Der hessische Gesundheitsminister Stefan Grüttner (CDU) sprach sich hingegen im Deutschlandfunk für die sogenannte Widerspruchslösung aus. Danach kann ein Organ nach dem Tod entnommen werden, wenn der Betroffene zu Lebzeiten keinen Widerspruch eingelegt hatte und seine Angehörigen einer Organentnahme nicht widersprechen. Die Widerspruchslösung müsse möglicherweise mit der Entscheidungslösung kombiniert werden, um zu einem Kompromiss zu kommen, sagte Grüttner. Die Bundesregierung hatte bereits Anfang Juni einen Gesetzentwurf beschlossen, wonach es flächendeckend in den Krankenhäusern Transplantationsbeauftragte geben soll.

"Niemand darf zu einer Entscheidung gezwungen werden"

Patientenschützern gehen die Pläne zur Neuordnung der Organspende viel zu weit. "Die Politik nimmt die Vorbehalte der Bevölkerung nicht ernst", sagte der Geschäftsführende Vorstand der Deutschen Hospiz Stiftung, Eugen Brysch, der Nachrichtenagentur dpa. Die Widerspruchslösung sei "verantwortungslos". Die Entscheidungsregelung gehe zu weit: "Niemand darf zu einer Entscheidung gezwungen werden. Organspende muss ein Akt der Selbstbestimmung sein."

SPD-Fraktionschef Steinmeier betonte, dass die geltende gesetzliche Regelung aus den 1990er Jahren nicht ausreiche. Bei der erweiterten Zustimmungslösung dürfen Menschen im Todesfall nur dann Organe entnommen werden, wenn ein Dokument - etwa ein Spenderausweis - ihre Zustimmung zu Lebzeiten belegt oder wenn Angehörige einer Transplantation zustimmen.
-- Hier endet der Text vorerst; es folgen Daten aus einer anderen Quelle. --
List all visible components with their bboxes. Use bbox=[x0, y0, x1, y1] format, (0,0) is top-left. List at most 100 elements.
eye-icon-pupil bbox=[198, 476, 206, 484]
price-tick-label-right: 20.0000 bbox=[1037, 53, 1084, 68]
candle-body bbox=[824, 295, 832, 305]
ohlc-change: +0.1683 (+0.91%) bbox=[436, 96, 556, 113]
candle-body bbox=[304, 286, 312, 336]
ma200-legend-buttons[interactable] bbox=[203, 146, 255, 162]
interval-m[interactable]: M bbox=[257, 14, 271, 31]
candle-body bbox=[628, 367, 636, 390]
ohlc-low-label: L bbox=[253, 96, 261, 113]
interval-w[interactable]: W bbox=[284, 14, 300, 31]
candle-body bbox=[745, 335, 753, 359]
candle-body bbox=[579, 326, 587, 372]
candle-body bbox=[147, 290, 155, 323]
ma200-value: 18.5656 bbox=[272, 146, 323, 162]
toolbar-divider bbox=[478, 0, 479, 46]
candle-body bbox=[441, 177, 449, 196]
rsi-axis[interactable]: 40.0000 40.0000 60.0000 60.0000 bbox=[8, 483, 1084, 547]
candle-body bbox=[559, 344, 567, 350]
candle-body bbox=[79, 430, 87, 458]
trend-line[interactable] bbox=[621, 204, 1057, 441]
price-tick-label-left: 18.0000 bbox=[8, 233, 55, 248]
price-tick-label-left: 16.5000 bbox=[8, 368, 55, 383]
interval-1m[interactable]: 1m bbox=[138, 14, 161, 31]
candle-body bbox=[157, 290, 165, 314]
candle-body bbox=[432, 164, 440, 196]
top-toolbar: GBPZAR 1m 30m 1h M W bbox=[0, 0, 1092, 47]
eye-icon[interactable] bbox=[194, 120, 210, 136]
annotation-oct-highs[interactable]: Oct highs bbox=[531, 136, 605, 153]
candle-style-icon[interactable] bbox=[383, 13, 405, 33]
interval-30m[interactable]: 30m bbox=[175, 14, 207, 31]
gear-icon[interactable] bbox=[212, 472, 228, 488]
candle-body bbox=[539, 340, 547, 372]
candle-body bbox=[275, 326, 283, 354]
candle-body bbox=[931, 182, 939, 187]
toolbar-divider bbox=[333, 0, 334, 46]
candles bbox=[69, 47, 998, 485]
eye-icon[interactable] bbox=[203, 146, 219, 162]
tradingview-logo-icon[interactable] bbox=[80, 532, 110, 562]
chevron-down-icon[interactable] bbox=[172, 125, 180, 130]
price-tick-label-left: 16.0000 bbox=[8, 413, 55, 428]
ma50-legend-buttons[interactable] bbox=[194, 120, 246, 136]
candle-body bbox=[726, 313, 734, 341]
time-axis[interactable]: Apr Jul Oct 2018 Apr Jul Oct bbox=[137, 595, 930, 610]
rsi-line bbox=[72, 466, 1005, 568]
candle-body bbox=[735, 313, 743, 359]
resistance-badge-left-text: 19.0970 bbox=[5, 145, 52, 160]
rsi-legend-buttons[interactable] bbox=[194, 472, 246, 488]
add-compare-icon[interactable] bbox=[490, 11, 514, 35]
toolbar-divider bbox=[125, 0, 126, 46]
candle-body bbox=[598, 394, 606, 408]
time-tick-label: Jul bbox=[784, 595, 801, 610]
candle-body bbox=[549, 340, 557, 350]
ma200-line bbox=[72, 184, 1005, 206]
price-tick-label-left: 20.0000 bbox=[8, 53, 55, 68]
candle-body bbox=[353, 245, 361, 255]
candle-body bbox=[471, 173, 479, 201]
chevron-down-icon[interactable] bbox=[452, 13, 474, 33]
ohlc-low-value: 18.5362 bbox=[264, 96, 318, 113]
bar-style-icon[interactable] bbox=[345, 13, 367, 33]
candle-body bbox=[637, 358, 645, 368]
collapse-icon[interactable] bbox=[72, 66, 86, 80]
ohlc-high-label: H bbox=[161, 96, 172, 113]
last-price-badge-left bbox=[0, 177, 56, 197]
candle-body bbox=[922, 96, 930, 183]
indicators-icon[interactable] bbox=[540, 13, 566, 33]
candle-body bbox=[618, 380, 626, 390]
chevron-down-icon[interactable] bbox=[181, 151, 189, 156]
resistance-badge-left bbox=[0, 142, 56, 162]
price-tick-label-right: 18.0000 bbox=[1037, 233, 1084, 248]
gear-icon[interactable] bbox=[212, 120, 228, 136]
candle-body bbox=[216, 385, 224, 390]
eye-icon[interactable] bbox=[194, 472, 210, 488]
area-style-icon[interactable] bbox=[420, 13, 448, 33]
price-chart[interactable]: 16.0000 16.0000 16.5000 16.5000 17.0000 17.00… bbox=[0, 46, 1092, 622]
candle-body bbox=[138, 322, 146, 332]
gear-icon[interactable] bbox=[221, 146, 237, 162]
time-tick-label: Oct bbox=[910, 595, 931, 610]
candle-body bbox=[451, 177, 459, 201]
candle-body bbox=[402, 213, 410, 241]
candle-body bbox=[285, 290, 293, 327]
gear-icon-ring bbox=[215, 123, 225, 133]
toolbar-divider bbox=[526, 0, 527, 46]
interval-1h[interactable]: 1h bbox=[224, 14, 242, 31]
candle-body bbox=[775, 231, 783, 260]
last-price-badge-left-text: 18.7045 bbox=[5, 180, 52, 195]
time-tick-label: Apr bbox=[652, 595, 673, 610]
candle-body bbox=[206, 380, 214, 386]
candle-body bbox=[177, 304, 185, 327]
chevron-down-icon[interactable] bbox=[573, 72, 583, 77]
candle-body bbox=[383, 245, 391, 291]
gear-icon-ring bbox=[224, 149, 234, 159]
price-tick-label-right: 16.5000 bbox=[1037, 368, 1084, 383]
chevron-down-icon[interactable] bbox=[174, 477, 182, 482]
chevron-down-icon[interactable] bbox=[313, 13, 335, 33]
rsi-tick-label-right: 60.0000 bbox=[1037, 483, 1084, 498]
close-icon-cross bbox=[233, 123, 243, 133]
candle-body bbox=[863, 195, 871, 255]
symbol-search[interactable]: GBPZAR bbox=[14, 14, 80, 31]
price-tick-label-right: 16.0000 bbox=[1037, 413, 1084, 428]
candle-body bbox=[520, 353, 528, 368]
In Befragungen seien 75 Prozent der Menschen bereit zur Organspende, sagte Steinmeier. Tatsächlich hätten nur 15 Prozent einen Spenderausweis. "Diese Kluft, diesen Widerspruch, den werden wir durch eine neue Regelung nicht ganz überwinden. Aber wir werden den Unterschied kleiner machen müssen", so der SPD-Politiker, der vor gut zehn Monaten seiner Frau eine Niere spendete, um ihr die sonst unvermeidliche Dialyse zu ersparen. Nach Angaben der Deutschen Stiftung Organtransplantation sterben täglich drei Menschen, weil es kein Spenderorgan für sie gibt.